La fin de « La violence et le sacré » est consacrée à une critique du freudisme. Pour Girard, Freud, par son pansexualisme, s’est dissimulé à lui-même le caractère mimétique du lien père/fils, pour centrer l’ensemble de la psychanalyse sur le complexe d’Œdipe. Girard répond : le fils veut être le père à la place du père, et désirer ce que désire le père ; et la mère, au final, n’est dans cette relation principale fondatrice qu’un objet de désir parmi d’autres. Et le fils ne peut pas avoir conscience, dans la petite enfance, du fait que cette identité de désir fonde une rivalité. Ainsi, fonder l’ensemble de la psychanalyse, comme le fait Freud, sur la seule question du désir incestueux revient à mettre en avant un élément parmi d’autres, qui, dans la psyché, ne se distingue au départ en rien des autres. Et Girard de conclure qu’il faut désormais construire une autre psychanalyse : celle des rivalités mimétiques, au sens large, au sein desquelles le complexe d’Œdipe n’est qu’un des éléments structurants, parmi d’autres – une psychanalyse, aussi, qui resituera le désir possessif fils/mère au sein d’un autre désir, mimétique celui-là : fils/père. Une psychanalyse, enfin, qui permettra, en comprenant à quoi servent les interdits, de sortir de la conception issue du freudisme, conception selon laquelle la dissolution de la violence passe par la dissolution des interdits – alors que, explique Girard, c’est exactement le contraire.
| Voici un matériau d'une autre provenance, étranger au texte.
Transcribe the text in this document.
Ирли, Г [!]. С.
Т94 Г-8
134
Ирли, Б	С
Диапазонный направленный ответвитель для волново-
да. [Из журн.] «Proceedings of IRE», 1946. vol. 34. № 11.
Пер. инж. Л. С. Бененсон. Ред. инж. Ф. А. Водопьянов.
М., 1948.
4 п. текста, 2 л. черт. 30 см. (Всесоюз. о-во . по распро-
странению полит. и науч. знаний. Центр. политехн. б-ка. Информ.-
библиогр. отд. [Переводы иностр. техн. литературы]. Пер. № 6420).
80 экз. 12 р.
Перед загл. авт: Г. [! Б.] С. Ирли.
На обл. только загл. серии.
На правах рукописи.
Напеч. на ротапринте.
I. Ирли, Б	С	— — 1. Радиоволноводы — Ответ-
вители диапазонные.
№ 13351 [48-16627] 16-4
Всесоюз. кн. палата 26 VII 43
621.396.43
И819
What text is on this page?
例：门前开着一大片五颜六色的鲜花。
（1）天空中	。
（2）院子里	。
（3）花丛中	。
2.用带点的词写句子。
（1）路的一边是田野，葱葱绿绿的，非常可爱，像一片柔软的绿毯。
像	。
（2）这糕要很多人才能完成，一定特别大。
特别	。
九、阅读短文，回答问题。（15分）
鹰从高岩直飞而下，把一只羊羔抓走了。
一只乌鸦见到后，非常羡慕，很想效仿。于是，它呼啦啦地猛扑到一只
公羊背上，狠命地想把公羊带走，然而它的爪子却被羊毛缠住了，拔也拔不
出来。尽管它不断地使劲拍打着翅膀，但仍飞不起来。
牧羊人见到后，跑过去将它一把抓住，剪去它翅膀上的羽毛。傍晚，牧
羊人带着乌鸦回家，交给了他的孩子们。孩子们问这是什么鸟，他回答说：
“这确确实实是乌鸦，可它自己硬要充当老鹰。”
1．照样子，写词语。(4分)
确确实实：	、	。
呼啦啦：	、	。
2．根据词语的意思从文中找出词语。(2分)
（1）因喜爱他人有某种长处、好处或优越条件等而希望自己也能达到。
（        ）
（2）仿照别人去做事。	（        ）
Encore une fois, il est impossible ici d’entrer dans le détail de l’exposé final de René Girard. Le texte est si dense qu’il faudrait le recopier, on ne peut pas le synthétiser sans le trahir. Et comme il est fort long, on ne le citera pas. On incitera plutôt le lecteur de cette courte note à se reporter à l’ouvrage source, en se souvenant que l’enjeu réel du travail de Girard est énorme : il s’agit de libérer la religion du Fils de l’emprise perverse exercée par la religion de la Mère.